The World Future Society (WFS) has been around for a long time. Long enough to host its 50th annual conference in Washington DC from July 23 – 25, 2016. It is arguably the world’s best known community of futurists and futures-focused organisations who are constantly seeking to redraw the contours of the world of tomorrow. As a member of the World Futures Organisation, I have seen the contours of the horizon getting reframed by friends and industry colleagues from the community. The Futurist, a bimonthly magazine that was published by WFS from 1967 to 2015, was eagerly looked forward to with writings from people like Alvin and Heidi Toffler, Buckminster Fuller, Frederik Pohl, Isaac Asimov, Vaclav Havel, Margaret Mead, Robert McNamara, B.F Skinner, Nicholas Negroponte, Arthur C. Clarke, Douglas Rushkoff, David Walker, Glenn T. Seaborg, Clay Shirky, Robert James Woolsey, and Ray Kurzweil.

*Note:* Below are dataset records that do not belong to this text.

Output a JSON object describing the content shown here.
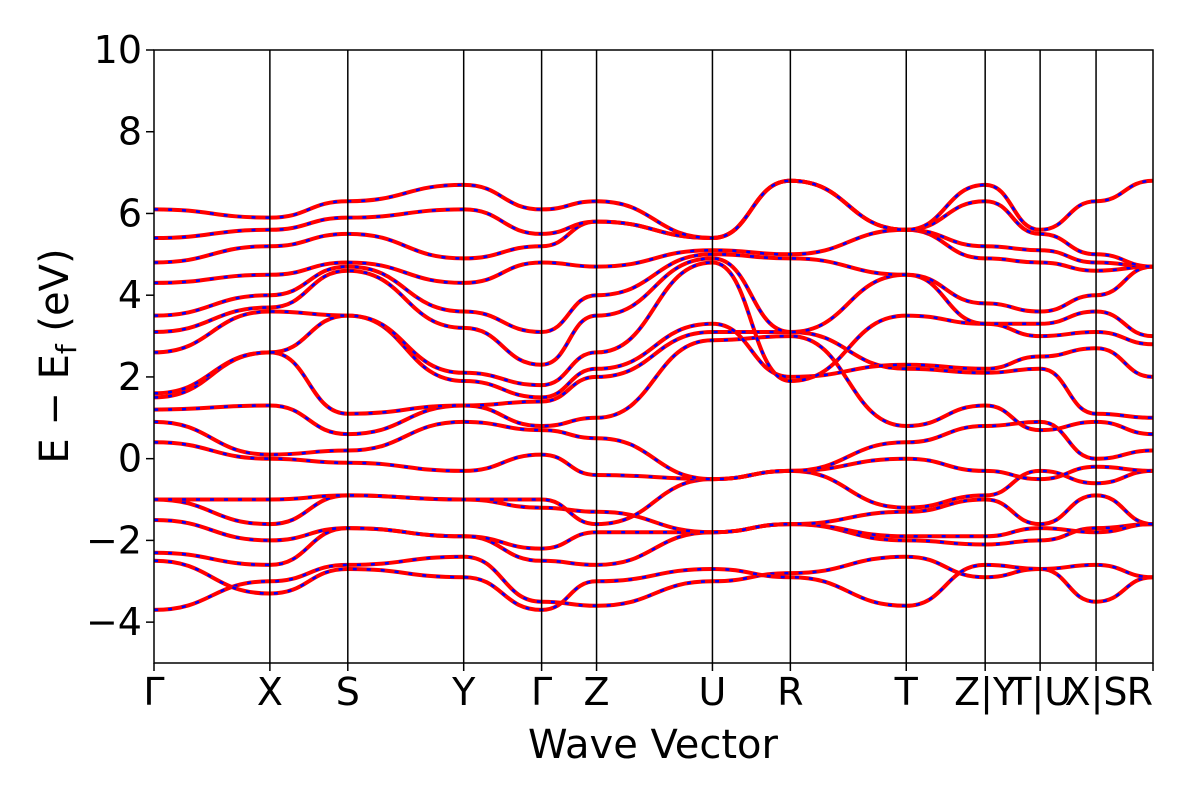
{
  "chart_data": {
    "type": "line",
    "title": "",
    "xlabel": "Wave Vector",
    "ylabel_main": "E − E",
    "ylabel_sub": "f",
    "ylabel_unit": " (eV)",
    "ylim": [
      -5,
      10
    ],
    "yticks": [
      -4,
      -2,
      0,
      2,
      4,
      6,
      8,
      10
    ],
    "ytick_labels": [
      "−4",
      "−2",
      "0",
      "2",
      "4",
      "6",
      "8",
      "10"
    ],
    "xlim": [
      0,
      1
    ],
    "kpoints": [
      {
        "label": "Γ",
        "x": 0.0
      },
      {
        "label": "X",
        "x": 0.116
      },
      {
        "label": "S",
        "x": 0.194
      },
      {
        "label": "Y",
        "x": 0.31
      },
      {
        "label": "Γ",
        "x": 0.388
      },
      {
        "label": "Z",
        "x": 0.443
      },
      {
        "label": "U",
        "x": 0.559
      },
      {
        "label": "R",
        "x": 0.637
      },
      {
        "label": "T",
        "x": 0.753
      },
      {
        "label": "Z|Y",
        "x": 0.832
      },
      {
        "label": "T|U",
        "x": 0.887
      },
      {
        "label": "X|S",
        "x": 0.943
      },
      {
        "label": "R",
        "x": 1.0
      }
    ],
    "series_styles": [
      {
        "color": "#ff0000",
        "dash": "solid"
      },
      {
        "color": "#0000ff",
        "dash": "dashed"
      }
    ],
    "bands": [
      [
        -3.7,
        -3.0,
        -2.6,
        -2.4,
        -3.5,
        -3.6,
        -3.0,
        -2.8,
        -2.4,
        -2.9,
        -2.7,
        -3.5,
        -2.9
      ],
      [
        -2.5,
        -3.3,
        -2.7,
        -2.9,
        -3.7,
        -3.0,
        -2.7,
        -2.9,
        -3.6,
        -2.6,
        -2.7,
        -2.6,
        -2.9
      ],
      [
        -2.3,
        -2.6,
        -1.7,
        -1.9,
        -2.5,
        -2.6,
        -1.8,
        -1.6,
        -2.0,
        -2.1,
        -2.0,
        -1.7,
        -1.6
      ],
      [
        -1.5,
        -2.0,
        -1.7,
        -1.9,
        -2.2,
        -1.8,
        -1.8,
        -1.6,
        -1.9,
        -1.9,
        -1.7,
        -1.8,
        -1.6
      ],
      [
        -1.0,
        -1.6,
        -0.9,
        -1.0,
        -1.2,
        -1.3,
        -1.8,
        -1.6,
        -1.3,
        -1.0,
        -1.6,
        -0.9,
        -1.6
      ],
      [
        -1.0,
        -1.0,
        -0.9,
        -1.0,
        -1.0,
        -1.6,
        -0.5,
        -0.3,
        -1.2,
        -0.9,
        -0.3,
        -0.6,
        -0.3
      ],
      [
        0.4,
        0.0,
        -0.1,
        -0.3,
        0.1,
        -0.4,
        -0.5,
        -0.3,
        0.0,
        -0.3,
        -0.5,
        -0.2,
        -0.3
      ],
      [
        0.9,
        0.1,
        0.2,
        0.9,
        0.7,
        0.5,
        -0.5,
        -0.3,
        0.4,
        0.8,
        0.9,
        0.0,
        0.2
      ],
      [
        1.2,
        1.3,
        0.6,
        1.3,
        0.8,
        1.0,
        2.9,
        3.0,
        0.8,
        1.3,
        0.7,
        0.9,
        0.6
      ],
      [
        1.5,
        2.6,
        1.1,
        1.3,
        1.4,
        2.0,
        3.1,
        3.1,
        2.2,
        2.1,
        2.2,
        1.1,
        1.0
      ],
      [
        1.6,
        2.6,
        3.5,
        1.9,
        1.5,
        2.2,
        3.3,
        2.0,
        2.3,
        2.2,
        2.5,
        2.7,
        2.0
      ],
      [
        2.6,
        3.6,
        3.5,
        2.1,
        1.8,
        2.6,
        4.8,
        1.9,
        3.5,
        3.3,
        3.0,
        3.1,
        2.8
      ],
      [
        3.1,
        3.7,
        4.6,
        3.2,
        2.3,
        3.5,
        4.9,
        3.1,
        4.5,
        3.3,
        3.3,
        3.6,
        3.0
      ],
      [
        3.5,
        4.0,
        4.7,
        3.6,
        3.1,
        4.0,
        5.0,
        4.9,
        4.5,
        3.8,
        3.6,
        4.0,
        4.7
      ],
      [
        4.3,
        4.5,
        4.8,
        4.3,
        4.8,
        4.7,
        5.1,
        5.0,
        5.6,
        4.9,
        4.8,
        4.6,
        4.7
      ],
      [
        4.8,
        5.2,
        5.5,
        4.9,
        5.2,
        5.8,
        5.4,
        6.8,
        5.6,
        5.2,
        5.1,
        4.8,
        4.7
      ],
      [
        5.4,
        5.6,
        5.9,
        6.1,
        5.5,
        5.8,
        5.4,
        6.8,
        5.6,
        6.3,
        5.5,
        5.0,
        4.7
      ],
      [
        6.1,
        5.9,
        6.3,
        6.7,
        6.1,
        6.3,
        5.4,
        6.8,
        5.6,
        6.7,
        5.6,
        6.3,
        6.8
      ]
    ]
  }
}
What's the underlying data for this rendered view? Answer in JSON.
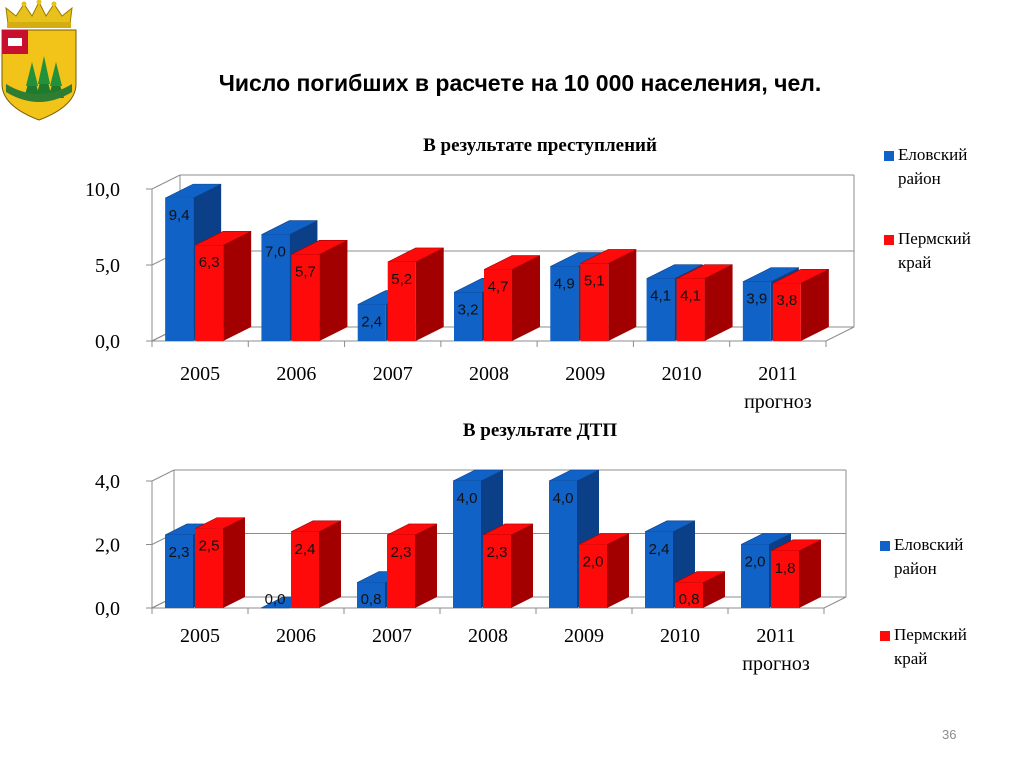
{
  "slide": {
    "title": "Число погибших в расчете на 10 000 населения, чел.",
    "page_number": "36"
  },
  "colors": {
    "blue": "#1062C6",
    "blue_dark": "#0B3F87",
    "red": "#FF0A0A",
    "red_dark": "#A20000"
  },
  "icons": {
    "emblem": "coat-of-arms-emblem"
  },
  "chart_data": [
    {
      "type": "bar",
      "title": "В результате преступлений",
      "categories": [
        "2005",
        "2006",
        "2007",
        "2008",
        "2009",
        "2010",
        "2011 прогноз"
      ],
      "category_lines": [
        [
          "2005"
        ],
        [
          "2006"
        ],
        [
          "2007"
        ],
        [
          "2008"
        ],
        [
          "2009"
        ],
        [
          "2010"
        ],
        [
          "2011",
          "прогноз"
        ]
      ],
      "series": [
        {
          "name": "Еловский район",
          "name_lines": [
            "Еловский",
            "район"
          ],
          "values": [
            9.4,
            7.0,
            2.4,
            3.2,
            4.9,
            4.1,
            3.9
          ],
          "labels": [
            "9,4",
            "7,0",
            "2,4",
            "3,2",
            "4,9",
            "4,1",
            "3,9"
          ]
        },
        {
          "name": "Пермский край",
          "name_lines": [
            "Пермский",
            "край"
          ],
          "values": [
            6.3,
            5.7,
            5.2,
            4.7,
            5.1,
            4.1,
            3.8
          ],
          "labels": [
            "6,3",
            "5,7",
            "5,2",
            "4,7",
            "5,1",
            "4,1",
            "3,8"
          ]
        }
      ],
      "yticks": [
        "0,0",
        "5,0",
        "10,0"
      ],
      "ylim": [
        0,
        10
      ],
      "grid": true,
      "legend_position": "right",
      "xlabel": "",
      "ylabel": ""
    },
    {
      "type": "bar",
      "title": "В результате ДТП",
      "categories": [
        "2005",
        "2006",
        "2007",
        "2008",
        "2009",
        "2010",
        "2011 прогноз"
      ],
      "category_lines": [
        [
          "2005"
        ],
        [
          "2006"
        ],
        [
          "2007"
        ],
        [
          "2008"
        ],
        [
          "2009"
        ],
        [
          "2010"
        ],
        [
          "2011",
          "прогноз"
        ]
      ],
      "series": [
        {
          "name": "Еловский район",
          "name_lines": [
            "Еловский",
            "район"
          ],
          "values": [
            2.3,
            0.0,
            0.8,
            4.0,
            4.0,
            2.4,
            2.0
          ],
          "labels": [
            "2,3",
            "0,0",
            "0,8",
            "4,0",
            "4,0",
            "2,4",
            "2,0"
          ]
        },
        {
          "name": "Пермский край",
          "name_lines": [
            "Пермский",
            "край"
          ],
          "values": [
            2.5,
            2.4,
            2.3,
            2.3,
            2.0,
            0.8,
            1.8
          ],
          "labels": [
            "2,5",
            "2,4",
            "2,3",
            "2,3",
            "2,0",
            "0,8",
            "1,8"
          ]
        }
      ],
      "yticks": [
        "0,0",
        "2,0",
        "4,0"
      ],
      "ylim": [
        0,
        4
      ],
      "grid": true,
      "legend_position": "right",
      "xlabel": "",
      "ylabel": ""
    }
  ]
}
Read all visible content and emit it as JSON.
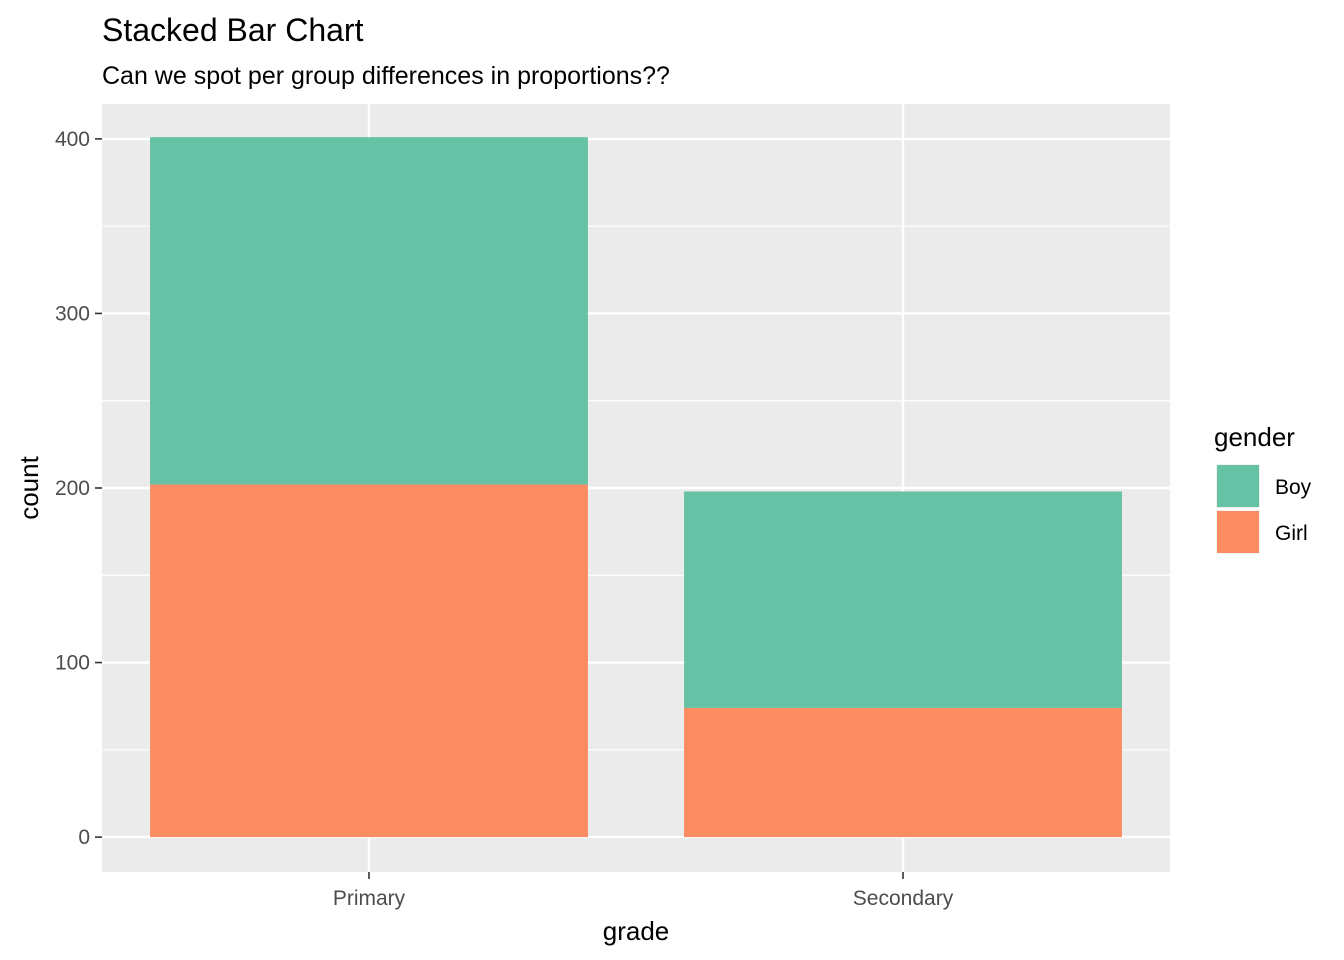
{
  "chart_data": {
    "type": "bar",
    "stacked": true,
    "title": "Stacked Bar Chart",
    "subtitle": "Can we spot per group differences in proportions??",
    "xlabel": "grade",
    "ylabel": "count",
    "categories": [
      "Primary",
      "Secondary"
    ],
    "series": [
      {
        "name": "Girl",
        "values": [
          202,
          74
        ],
        "color": "#FC8D62"
      },
      {
        "name": "Boy",
        "values": [
          199,
          124
        ],
        "color": "#66C2A5"
      }
    ],
    "ylim": [
      -20,
      420
    ],
    "yticks": [
      0,
      100,
      200,
      300,
      400
    ],
    "ytick_labels": [
      "0",
      "100",
      "200",
      "300",
      "400"
    ],
    "grid": true,
    "legend": {
      "title": "gender",
      "position": "right",
      "entries": [
        {
          "label": "Boy",
          "color": "#66C2A5"
        },
        {
          "label": "Girl",
          "color": "#FC8D62"
        }
      ]
    },
    "panel_background": "#EBEBEB",
    "grid_color": "#FFFFFF"
  }
}
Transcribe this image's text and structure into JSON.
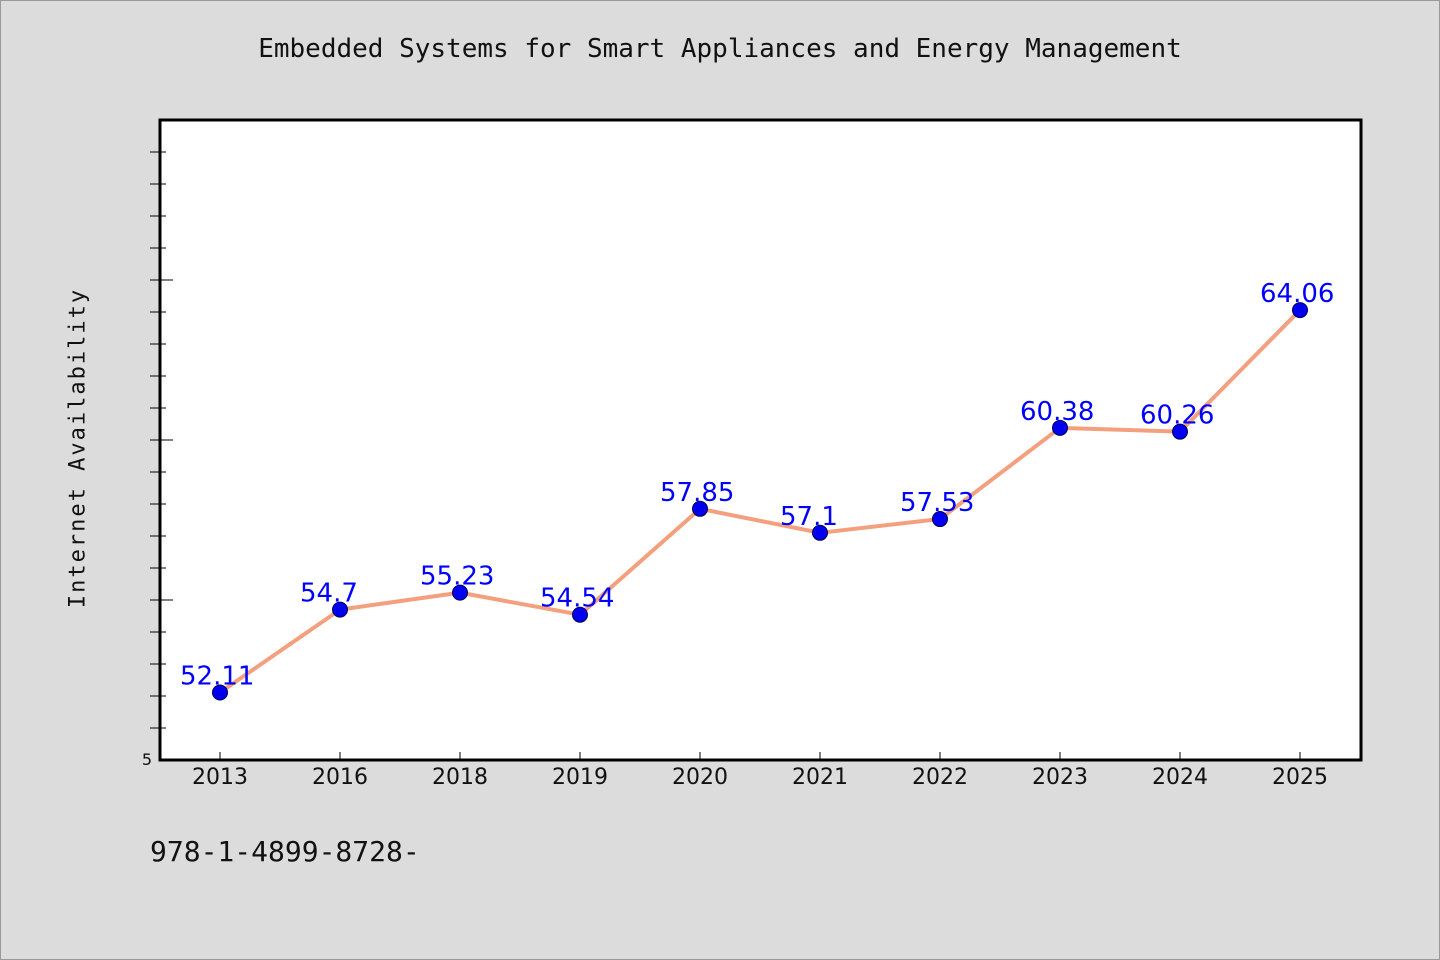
{
  "chart_data": {
    "type": "line",
    "title": "Embedded Systems for Smart Appliances and Energy Management",
    "xlabel": "",
    "ylabel": "Internet Availability",
    "categories": [
      "2013",
      "2016",
      "2018",
      "2019",
      "2020",
      "2021",
      "2022",
      "2023",
      "2024",
      "2025"
    ],
    "series": [
      {
        "values": [
          52.11,
          54.7,
          55.23,
          54.54,
          57.85,
          57.1,
          57.53,
          60.38,
          60.26,
          64.06
        ],
        "labels": [
          "52.11",
          "54.7",
          "55.23",
          "54.54",
          "57.85",
          "57.1",
          "57.53",
          "60.38",
          "60.26",
          "64.06"
        ]
      }
    ],
    "ylim": [
      50,
      70
    ],
    "y_tick_label": "5",
    "grid": false,
    "legend": "none",
    "colors": {
      "line": "#f4a07e",
      "marker": "#0000ee",
      "data_label": "#0000ff",
      "plot_bg": "#ffffff",
      "figure_bg": "#dcdcdc"
    }
  },
  "footer": {
    "code": "978-1-4899-8728-"
  }
}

The conference in Washington DC was an eclectic combination of people, topics, and ideas—ideas that challenge status quo and seek to redraw the horizon of the future. The arguments—from moonshots and beyond to resurrecting the ‘human’ inside us—sparked off intense conversations about how the future would perhaps look like. These arguments touched on neurosciences, artificial intelligence, learning, the dilemmas in ethics and governance as technology redraws new boundaries and, of course, how the future will look like for work in itself. All of it delectable fare, so much so that time melted away as I was glued to the sessions.
An array of superlative keynotes and a giant palette of breakout sessions with adequate spaces to converse and make collective meaning, made it an experience to remember. The collection of tweets below will give you an idea of the event. We need to speak and delve more on the ideas that emerge from here. We need to spend more time talking about and working on our futures. After all, it is where we are going to spend the rest of our lives.